O exuberante teatro com formar que
lembram o corpo feminino
Embora não tenhamos conseguido entrar em nenhum deles, visto que fomos num horário da manhã que não havia nenhum funcionamento, admirar os prédios e integrar-se com eles já vale a visita à Praça. O Teatro Popular é um desbunde. Com traços artísticos que lembram o curvilíneo corpo feminino, dialoga com outras de suas últimas obras, como o Museu Oscar Niemeyer (MON), de Curitiba. É o prédio que mais interage com a natureza da Baía entre todos dali, até pela proximidade com o mar. Isso se percebe tanto no foyer inferior, com pilotis espaçados que lhe conferem profundidade e amplitude, quanto no andar de cima, entre o mural com a marcha do MST e a entrada para o teatro. O desenho da bailarina, o mesmo do MON, está lá em impressão feita sobre os ladrilhos. Por falar no traço de Niemeyer, o espetacular mural, propositadamente incompleto, traz a ideia das transformações sociais ainda em curso em que o povo virá a protagonizar na ideia sonhadora do comunista Niemeyer. O Teatro traz ainda os vidros escuros que abrem “olhos” na arquitetura, mesmo material usado nos outros prédios, dando unidade ao complexo.
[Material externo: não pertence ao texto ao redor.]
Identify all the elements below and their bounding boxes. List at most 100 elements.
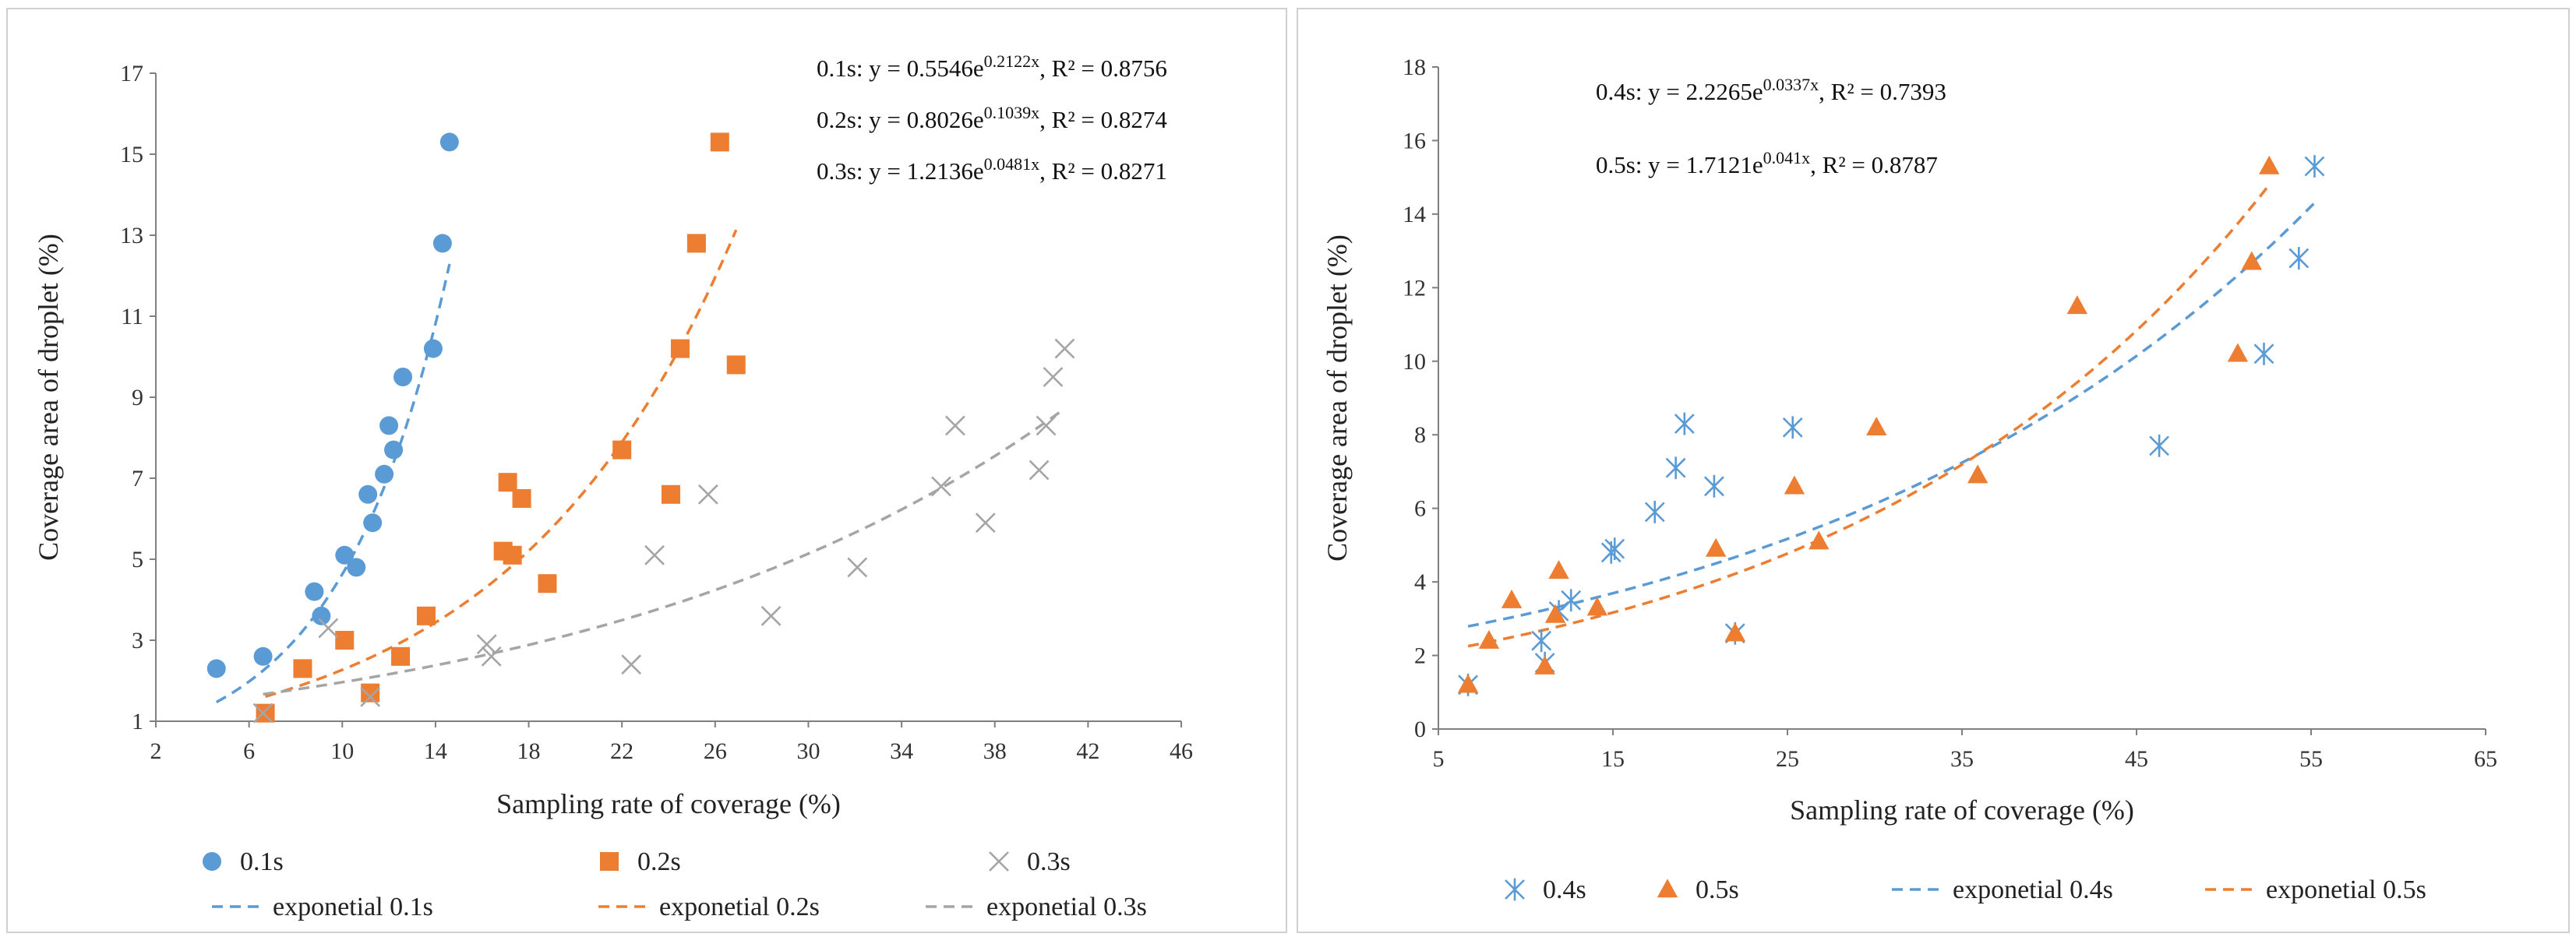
- data-point: [2241, 251, 2263, 270]
- trendline-exponetial-0-1s: [215, 263, 451, 704]
- legend-label: 0.3s: [1027, 847, 1071, 876]
- y-tick-label: 3: [132, 628, 143, 653]
- y-tick-label: 15: [120, 142, 143, 167]
- data-point: [391, 646, 411, 666]
- data-point: [1548, 560, 1569, 579]
- y-tick-label: 0: [1414, 717, 1426, 742]
- legend-item-exponetial-0-3s: exponetial 0.3s: [926, 893, 1147, 921]
- chart-right-svg: 0 2 4 6 8 10 12 14 16 18 5 15 25 35 45 55 65 Sampling rat…: [1322, 55, 2497, 904]
- legend-label: exponetial 0.2s: [659, 893, 820, 921]
- data-point: [335, 545, 355, 565]
- data-point: [1054, 338, 1075, 359]
- legend-label: 0.1s: [240, 847, 284, 876]
- x-tick-label: 25: [1776, 746, 1799, 772]
- data-point: [2288, 247, 2310, 269]
- x-tick-label: 45: [2125, 746, 2148, 772]
- data-point: [944, 415, 965, 436]
- data-point: [1036, 415, 1057, 436]
- y-tick-label: 9: [132, 385, 143, 410]
- data-point: [1043, 367, 1064, 387]
- y-tick-label: 10: [1403, 349, 1426, 375]
- data-point: [2259, 155, 2280, 174]
- legend-item-exponetial-0-2s: exponetial 0.2s: [598, 893, 820, 921]
- equation-0-4s: 0.4s: y = 2.2265e0.0337x, R² = 0.7393: [1596, 75, 1946, 105]
- data-point: [931, 476, 951, 497]
- x-tick-label: 34: [890, 738, 913, 764]
- data-point: [384, 440, 404, 460]
- legend-label: exponetial 0.3s: [986, 893, 1147, 921]
- legend-item-0-1s: 0.1s: [203, 847, 284, 876]
- data-point: [1586, 597, 1608, 616]
- legend-marker: [1505, 878, 1525, 901]
- data-point: [621, 654, 642, 675]
- data-point: [1704, 474, 1724, 498]
- data-point: [305, 582, 324, 601]
- data-point: [2149, 434, 2170, 457]
- data-point: [1457, 674, 1479, 693]
- y-tick-label: 4: [1414, 569, 1426, 595]
- x-tick-label: 6: [243, 738, 255, 764]
- equation-0-2s: 0.2s: y = 0.8026e0.1039x, R² = 0.8274: [817, 103, 1167, 133]
- data-point: [2253, 342, 2274, 365]
- x-tick-label: 42: [1076, 738, 1099, 764]
- legend-marker: [989, 851, 1009, 872]
- y-tick-label: 6: [1414, 496, 1426, 522]
- data-point: [760, 605, 782, 626]
- y-tick-label: 11: [121, 304, 143, 329]
- legend-marker: [203, 852, 221, 871]
- data-point: [1644, 500, 1665, 523]
- data-point: [726, 355, 746, 375]
- y-tick-label: 7: [132, 466, 143, 491]
- data-point: [481, 646, 502, 667]
- trendline-exponetial-0-2s: [265, 229, 738, 698]
- legend-label: exponetial 0.4s: [1953, 875, 2113, 904]
- y-tick-label: 12: [1403, 275, 1426, 301]
- data-point: [1808, 530, 1830, 550]
- y-tick-label: 14: [1403, 202, 1426, 227]
- series-0-3s: [252, 338, 1075, 724]
- legend-item-0-3s: 0.3s: [989, 847, 1071, 876]
- series-0-1s: [206, 132, 459, 678]
- data-point: [644, 544, 665, 565]
- y-tick-label: 16: [1403, 128, 1426, 153]
- trendline-exponetial-0-3s: [263, 407, 1066, 696]
- data-point: [416, 606, 436, 625]
- legend-item-exponetial-0-4s: exponetial 0.4s: [1892, 875, 2113, 904]
- legend-item-0-2s: 0.2s: [600, 847, 681, 876]
- data-point: [318, 618, 339, 639]
- data-point: [538, 574, 557, 594]
- data-point: [670, 339, 690, 358]
- data-point: [360, 686, 381, 707]
- data-point: [1501, 589, 1523, 608]
- x-axis-title: Sampling rate of coverage (%): [1790, 794, 2134, 826]
- data-point: [476, 634, 497, 655]
- x-tick-label: 10: [330, 738, 354, 764]
- data-point: [293, 659, 312, 678]
- x-tick-label: 14: [424, 738, 447, 764]
- data-point: [439, 132, 459, 152]
- data-point: [375, 464, 394, 484]
- data-point: [1866, 416, 1887, 435]
- data-point: [1561, 589, 1582, 612]
- legend-item-0-5s: 0.5s: [1657, 875, 1739, 904]
- trendline-exponetial-0-4s: [1467, 202, 2316, 628]
- data-point: [335, 631, 355, 650]
- legend-label: 0.4s: [1543, 875, 1586, 904]
- data-point: [1724, 622, 1745, 642]
- data-point: [1029, 460, 1050, 481]
- data-point: [252, 703, 273, 724]
- y-tick-label: 17: [120, 61, 143, 86]
- data-point: [1967, 464, 1988, 484]
- legend-label: exponetial 0.5s: [2266, 875, 2426, 904]
- data-point: [710, 132, 729, 152]
- data-point: [847, 557, 868, 578]
- data-point: [347, 558, 366, 577]
- x-tick-label: 18: [517, 738, 541, 764]
- chart-panel-left: 1 3 5 7 9 11 13 15 17 2 6 10 14 18 22 26 30 34 38 42 46 Sampl…: [6, 8, 1287, 933]
- data-point: [206, 659, 226, 678]
- data-point: [363, 513, 383, 533]
- legend-marker: [1657, 879, 1678, 898]
- x-tick-label: 15: [1601, 746, 1625, 772]
- data-point: [1665, 456, 1686, 480]
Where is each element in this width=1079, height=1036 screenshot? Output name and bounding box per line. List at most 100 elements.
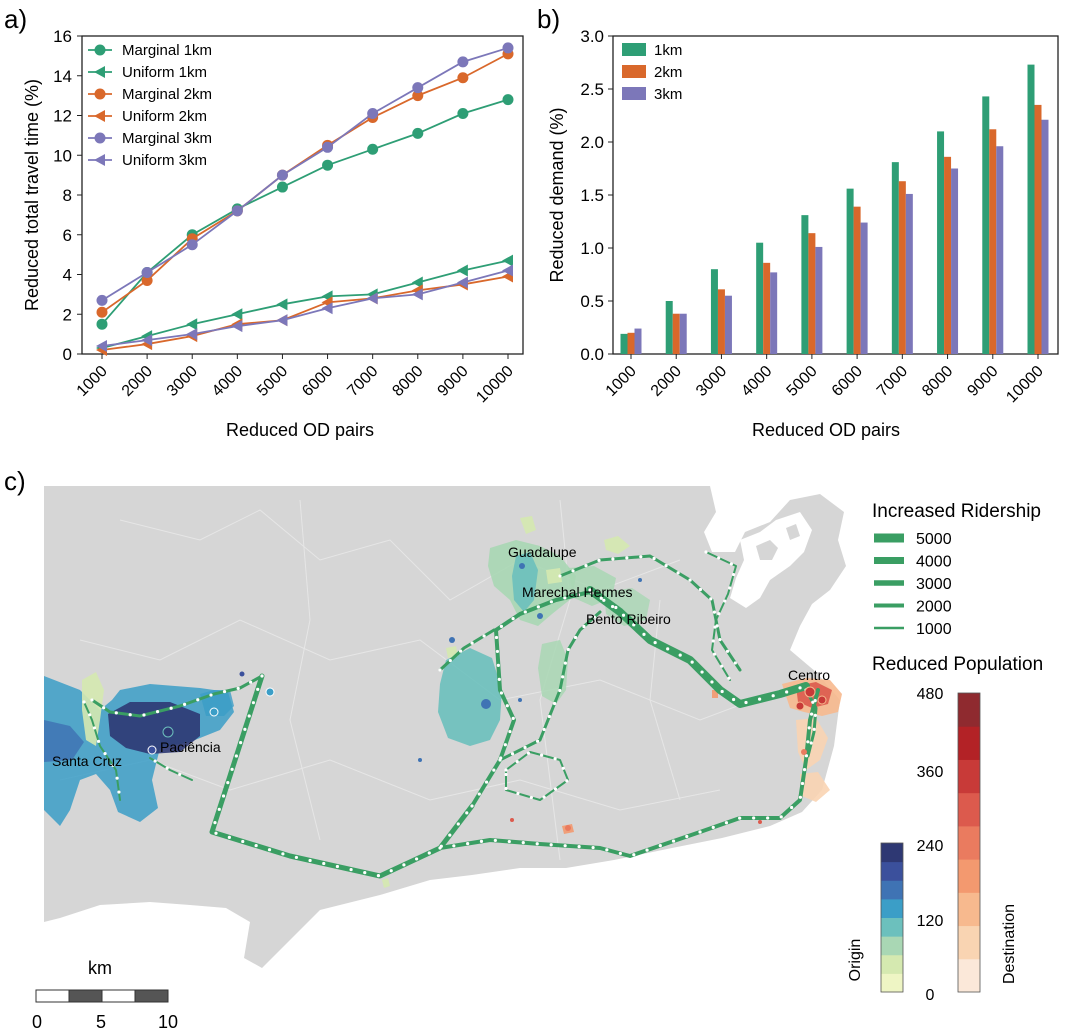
station: [260, 674, 264, 678]
chart-a-series: [96, 42, 514, 357]
ridership-legend-entries: 5000 4000 3000 2000 1000: [874, 531, 952, 638]
station: [511, 617, 515, 621]
ridership-label: 3000: [916, 576, 952, 593]
data-point: [367, 108, 379, 120]
station: [510, 752, 515, 756]
destination-color-step: [958, 726, 980, 760]
station: [142, 713, 146, 717]
data-point: [457, 108, 469, 120]
bar: [951, 168, 959, 354]
station: [658, 844, 662, 848]
y-tick-label: 12: [53, 107, 72, 126]
bar: [1027, 64, 1035, 355]
chart-a-legend: Marginal 1km Uniform 1km Marginal 2km Unifo…: [88, 42, 212, 169]
station: [614, 605, 618, 610]
origin-blob-bento: [604, 588, 650, 626]
scale-segment: [68, 989, 103, 1003]
y-tick-label: 4: [63, 266, 72, 285]
origin-color-step: [881, 954, 903, 974]
station: [507, 839, 511, 844]
station: [790, 805, 794, 810]
x-tick-label: 8000: [389, 363, 426, 400]
colorbar-tick-360: 360: [917, 764, 944, 781]
station: [561, 675, 565, 679]
station: [625, 556, 629, 560]
place-bento-ribeiro: Bento Ribeiro: [586, 611, 671, 627]
scale-segment: [134, 989, 169, 1003]
station: [88, 713, 92, 717]
population-legend: Reduced Population 480 360 240 120 0 Ori…: [847, 654, 1043, 1004]
od-point: [162, 726, 174, 738]
bar: [937, 131, 945, 354]
bar: [620, 333, 628, 354]
place-santa-cruz: Santa Cruz: [52, 753, 122, 769]
y-tick-label: 2.5: [580, 80, 604, 99]
bar: [905, 193, 913, 354]
y-tick-label: 0: [63, 345, 72, 364]
station: [727, 676, 731, 680]
station: [549, 600, 553, 604]
station: [563, 596, 567, 600]
x-tick-label: 2000: [648, 363, 685, 400]
chart-b-x-label: Reduced OD pairs: [752, 420, 900, 440]
data-point: [186, 239, 198, 251]
station: [711, 825, 715, 829]
bar: [634, 328, 642, 354]
origin-color-step: [881, 861, 903, 881]
data-point: [456, 264, 468, 277]
station: [214, 831, 218, 835]
station: [539, 753, 544, 757]
ridership-legend-entry: 1000: [874, 621, 952, 638]
x-tick-label: 4000: [738, 363, 775, 400]
station: [217, 807, 221, 811]
data-point: [96, 340, 107, 353]
station: [102, 706, 106, 710]
station: [720, 689, 724, 694]
station: [811, 700, 815, 704]
station: [96, 739, 101, 743]
station: [771, 694, 775, 698]
bar: [724, 295, 732, 354]
station: [542, 727, 546, 732]
station: [243, 727, 247, 731]
ridership-legend: Increased Ridership 5000 4000 3000 2000 1000: [872, 501, 1041, 638]
station: [676, 571, 680, 575]
legend-marker: [94, 66, 105, 78]
series-marginal-3km: [96, 42, 514, 306]
ridership-legend-entry: 3000: [874, 576, 952, 593]
station: [349, 867, 353, 872]
station: [729, 562, 733, 566]
station: [526, 751, 531, 755]
station: [213, 821, 217, 825]
series-line: [101, 259, 509, 349]
x-tick-label: 3000: [164, 363, 201, 400]
scale-bar-unit: km: [88, 958, 112, 978]
origin-color-step: [881, 898, 903, 918]
station: [785, 690, 789, 694]
chart-a-x-axis: 1000 2000 3000 4000 5000 6000 7000 8000 9000 1000…: [74, 354, 517, 406]
station: [494, 635, 499, 640]
series-line: [101, 47, 509, 302]
station: [685, 834, 689, 839]
bar: [1034, 104, 1042, 355]
station: [590, 591, 594, 595]
data-point: [411, 288, 423, 301]
station: [482, 634, 486, 638]
legend-marker: [94, 110, 105, 122]
station: [744, 700, 748, 705]
station: [438, 668, 442, 672]
chart-a-y-label: Reduced total travel time (%): [22, 79, 42, 311]
station: [504, 786, 508, 791]
legend-label: Uniform 2km: [122, 108, 207, 125]
station: [448, 658, 452, 663]
station: [495, 649, 500, 654]
x-tick-label: 6000: [299, 363, 336, 400]
ridership-label: 2000: [916, 599, 952, 616]
station: [717, 612, 721, 616]
station: [653, 640, 657, 645]
x-tick-label: 6000: [829, 363, 866, 400]
station: [479, 839, 484, 843]
station: [553, 757, 557, 761]
data-point: [231, 320, 243, 333]
station: [115, 776, 119, 780]
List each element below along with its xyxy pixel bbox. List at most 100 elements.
O Memorial Roberto Silveira lembra bastante a Oca do Ibirapuera, em São Paulo, e o Museu Nacional da República Honestino Guimarães, de Brasília, mas num formato menor, como uma pequena nave espacial branca ali assentada. Já o da Fundação Oscar Niemeyer – cujo conteúdo original fora transferido para a sede da mesma em Brasília, estando atualmente funcionando uma sessão administrativa da prefeitura de Niterói – foi possível subir a rampa curva e admirar o olho d'água logo abaixo, que dialoga com a Baía de Guanabara  (assim como, mais adiante mas dentro do mesmo complexo de obras, o MAC o faz novamente, porém espelhando do alto do morro a água do mar).

Não deu pra tirar mais fotos, que o sol começou a ficar castigante a certa altura, mas esses registros aqui dão noção do quão deslumbrante é.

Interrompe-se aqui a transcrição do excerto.